Vine is back, and it’s anti-AI.
Jack Dorsey, co-founder and former multi-time CEO of Twitter, has launched “diVine,” a new app that serves as both an archive of around ~500,000 videos from the original Vine, plus lets users post new content–as long as that content is six seconds or shorter, and (crucially) made by a human.
Vine, as you probably know, was the OG short-form video app. It limited clips to just six seconds, forcing an extreme level of creativity and, as a result, gestating an entire generation of timeless memes. Creators like Liza Koshy, Logan Paul, Lele Pons, David Dobrik, Drew Gooden, Thomas Sanders, Danny Gonzalez, Sam & Colby, and Hannah Stocking all grew their first audiences on Vine.
Subscribe for daily Tubefilter Top Stories
But, as you probably also know, Twitter shut Vine down in 2017, after struggling to find revenue in the ad biz and losing a sizable portion of its user base. Vine has seen a few shots at revival since, but none have worked out long-term.
Will this one survive? Maybe. We are now in the era of short-form, with TikTok and YouTube Shorts bringing record engagement, and microdramas becoming Hollywood’s burgeoning darling.
It helps that this iteration isn’t really looking to become the next billion-dollar platform. diVine’s creation was funded by and Other Stuff, a nonprofit Dorsey launched in May 2025. As TechCrunch reports, and Other Stuff’s goal is to back experimental open source projects “that have the potential to transform the social media landscape.”
With diVine, Dorsey isn’t intending to recoup and Other Stuff’s investment; the app is structured as a public benefit corporation with no revenue model.
So where does that leave creators?
OG Vine posters who don’t want their content included in the ~500,000-strong archive can send diVine a DMCA takedown request, and diVine will remove it. They also have the option to reclaim their original Vine account and the videos they posted. (To do that, they’ll have to be in possession of their original signup email account and/or the other social media accounts listed in their Vine bio.)
Evan Henshaw-Plath, a software developer who worked on Twitter’s earliest days alongside Dorsey at podcasting startup Odeo back in 2004-2006, and now is a member of and Other Stuff, said he hopes creators will be able to monetize their diVine content–both old and new–through brand deals or collabs.
He also told TechCrunch that he likes the direct subscription support model à la Patreon, and also the idea of a “pro” account where creators could have additional features.
Henshaw-Plath, who goes by “Rabble” online, said diVine has already seen interest from several OG creators, including JimmyHere, MightyDuck, Jack and Jack, and the aforementioned Lele Pons. They ended up having a voice in diVine’s development, and encouraged the diVine team to make the app more than a static Vine archive.
“It was actually the Viners who were like ‘no, no–this is way more important than just nostalgia,'” Rabble told TechCrunch. “The users said they wanted something like Vine that would reset social media and filter out AI slop. They’re the ones who told us to wait and get it right. And so that’s what we did.”
Being anti-AI became a core defining component of diVine–one that sets it apart from basically every other social media platform. YouTube, TikTok, Instagram, and X are all heavily intertwined with generative AI, since their tech giant parents want to cash in on the bandwagon. Those tech giants are currently finding out how difficult it is to balance ‘make as much money as possible by getting everyone to use our LLMs’ with ‘but wait, now our platforms are full of meaningless garbage.’
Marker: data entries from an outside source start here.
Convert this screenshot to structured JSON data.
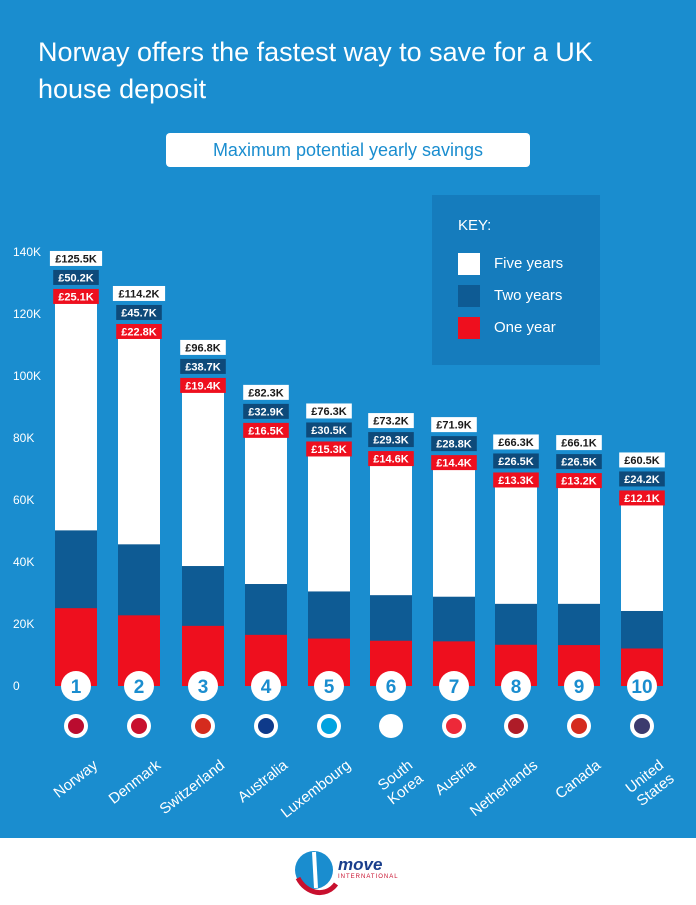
{
  "title": "Norway offers the fastest way to save for a UK house deposit",
  "subtitle": "Maximum potential yearly savings",
  "key": {
    "title": "KEY:",
    "items": [
      {
        "label": "Five years",
        "color": "#ffffff"
      },
      {
        "label": "Two years",
        "color": "#0e5b94"
      },
      {
        "label": "One year",
        "color": "#ee0f1e"
      }
    ]
  },
  "colors": {
    "background": "#1a8dcf",
    "five": "#ffffff",
    "two": "#0e5b94",
    "one": "#ee0f1e",
    "label_dark": "#0e4a7a"
  },
  "chart_data": {
    "type": "bar",
    "title": "Maximum potential yearly savings",
    "ylim": [
      0,
      140000
    ],
    "y_ticks": [
      "0",
      "20K",
      "40K",
      "60K",
      "80K",
      "100K",
      "120K",
      "140K"
    ],
    "categories": [
      "Norway",
      "Denmark",
      "Switzerland",
      "Australia",
      "Luxembourg",
      "South Korea",
      "Austria",
      "Netherlands",
      "Canada",
      "United States"
    ],
    "ranks": [
      "1",
      "2",
      "3",
      "4",
      "5",
      "6",
      "7",
      "8",
      "9",
      "10"
    ],
    "series": [
      {
        "name": "Five years",
        "values": [
          125500,
          114200,
          96800,
          82300,
          76300,
          73200,
          71900,
          66300,
          66100,
          60500
        ],
        "labels": [
          "£125.5K",
          "£114.2K",
          "£96.8K",
          "£82.3K",
          "£76.3K",
          "£73.2K",
          "£71.9K",
          "£66.3K",
          "£66.1K",
          "£60.5K"
        ]
      },
      {
        "name": "Two years",
        "values": [
          50200,
          45700,
          38700,
          32900,
          30500,
          29300,
          28800,
          26500,
          26500,
          24200
        ],
        "labels": [
          "£50.2K",
          "£45.7K",
          "£38.7K",
          "£32.9K",
          "£30.5K",
          "£29.3K",
          "£28.8K",
          "£26.5K",
          "£26.5K",
          "£24.2K"
        ]
      },
      {
        "name": "One year",
        "values": [
          25100,
          22800,
          19400,
          16500,
          15300,
          14600,
          14400,
          13300,
          13200,
          12100
        ],
        "labels": [
          "£25.1K",
          "£22.8K",
          "£19.4K",
          "£16.5K",
          "£15.3K",
          "£14.6K",
          "£14.4K",
          "£13.3K",
          "£13.2K",
          "£12.1K"
        ]
      }
    ]
  },
  "logo": {
    "brand": "move",
    "tagline": "INTERNATIONAL"
  }
}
BeReal is perhaps the only other example of a major social media platform banning AI.
“I decided that I was going to filter out AI content because I personally don’t like seeing AI content,” Rabble said. “I don’t like feeling tricked. I don’t like the idea that tons of content can be made very quickly and with little humanity or thought.”
diVine’s strategy for staying AI-free requires uploaders to either (a) record their videos directly in the app, or (b) use C2PA to verify the videos were created without generated content.
Thanks to the anti-AI measure, it’s possible that diVine will actually fulfill and Other Stuff’s mission statement and change the landscape of social media. It could become the gathering place for creators and users who are tired of slopification. It could draw traffic from Shorts and TikTok. It could implement a text half of the site and become the new Twitter.
Or it could just be an archive, reminding us of simpler times.
We’ll keep an eye on diVine’s development now that it’s launched into Apple’s App Store, Google Play, and decentralized/open source app marketplace Zapstore.
For now, we have a ringing endorsement from Pons: “Many of us came from Vine, and it was the beginning of everything. An iconic app. It was such a key moment in my own personal journey, and in internet culture, it makes me so happy to see these early classics brought back to life, and to have the chance to make new ones.”